By monitoring activity levels in the human brain's prefrontal cortex, the researchers demonstrate for the first time that people who have more activity in the left side of this area also have a stronger immune response against disease. The findings, soon to be published in the online edition of the journal Proceedings of the National Academy of Sciences, pinpoint one of the mechanisms underlying the link between mental and physical well-being.
Numerous scientific studies show that keeping a positive attitude can keep a person healthy, says Richard Davidson, a UW-Madison neuroscientist and senior author of the paper. But he adds that the reasons why this connection exists are poorly understood.
By turning to the brain - an organ that sends signals that guide emotional response - Davidson and his group have identified one possible explanation: activity in the prefrontal cortex, a region of the brain long associated with affective style, or how a person responds emotionally to an event.
"Emotions play an important role in modulating bodily systems that influence our health," says Davidson. "We turned to the brain to understand the mechanisms by which the mind influences the body."
While earlier studies have linked emotional and physical health, as well as brain activity and affective style, Davidson says none have established a direct link between brain activity and immune function.
The latest study by the UW-Madison group demonstrates this connection.
For the study, the researchers worked with 52 individuals between the ages of 57 and 60 who were recruited from the Wisconsin Longitudinal Study - a long-term study of more than 10,000 people who graduated from Wisconsin high schools in 1957. Specifically, the scientists wanted to know if people who showed more activity in the left side of the prefrontal cortex - a part of the brain associated with positive emotional responses - also showed greater immunity to the influenza virus after vaccination.
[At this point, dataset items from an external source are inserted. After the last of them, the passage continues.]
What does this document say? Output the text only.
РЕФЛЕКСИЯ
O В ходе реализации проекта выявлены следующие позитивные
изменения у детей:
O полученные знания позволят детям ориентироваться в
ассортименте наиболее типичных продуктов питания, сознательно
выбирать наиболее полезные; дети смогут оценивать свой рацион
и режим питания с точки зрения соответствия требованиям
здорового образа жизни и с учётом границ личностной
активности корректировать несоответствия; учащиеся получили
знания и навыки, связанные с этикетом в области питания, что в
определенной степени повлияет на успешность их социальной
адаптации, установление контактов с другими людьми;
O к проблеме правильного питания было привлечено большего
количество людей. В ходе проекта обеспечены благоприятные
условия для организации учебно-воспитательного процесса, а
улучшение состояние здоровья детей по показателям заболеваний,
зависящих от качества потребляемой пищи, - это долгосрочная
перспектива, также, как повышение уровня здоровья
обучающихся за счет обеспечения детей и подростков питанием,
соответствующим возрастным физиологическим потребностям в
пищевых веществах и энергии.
To answer this question, the researchers vaccinated all the subjects against the flu virus. Before vaccination, they measured the study participants' brain activity, both at a baseline state and during emotion eliciting memory tasks. During these tasks, the participants were asked to recall two events - one that made them feel intensely happy and another that left them feeling intensely sad, fearful or angry. As the respondents focused on the emotion experienced for one minute, the researchers measured the electrical activity in both the right and left sides of the prefrontal cortex.
Previous studies, notes Davidson, have shown that individuals with greater activity on the right side of this brain region tend to have a more negative affective style, which can cause these individuals to respond inappropriately to emotional events.
The researchers collected these prefrontal cortex activity levels again after the subjects spent five minutes writing about the particular events. At this time, they also measured the participants' eyeblink reflex in response to sudden noises. This measure, explains Davidson, provides a convenient and objective way to measure how negatively or positively a person reacts to a stimulus.
Three times in the six months following vaccination, the researchers collected serum samples from each subject to track the number of flu-fighting antibodies in the blood, which can determine immune function.
Six months after being vaccinated against the flu virus, the subjects who had greater activity in the left side of the prefrontal cortex, instead of the right side, also had a greater rise in the number of antibodies for influenza, says Davidson.
"This study establishes that people with a pattern of brain activity that has been associated with a positive affective style are also the ones to show the best response to the flu vaccine," says the Wisconsin researcher. "It begins to suggest a mechanism for why subjects with a more positive emotional disposition may be healthier."
This research was supported by grants from the National Institute of Mental Health and the John D. and Catherine T. MacArthur Foundation Research Network on Mind-Body Interaction.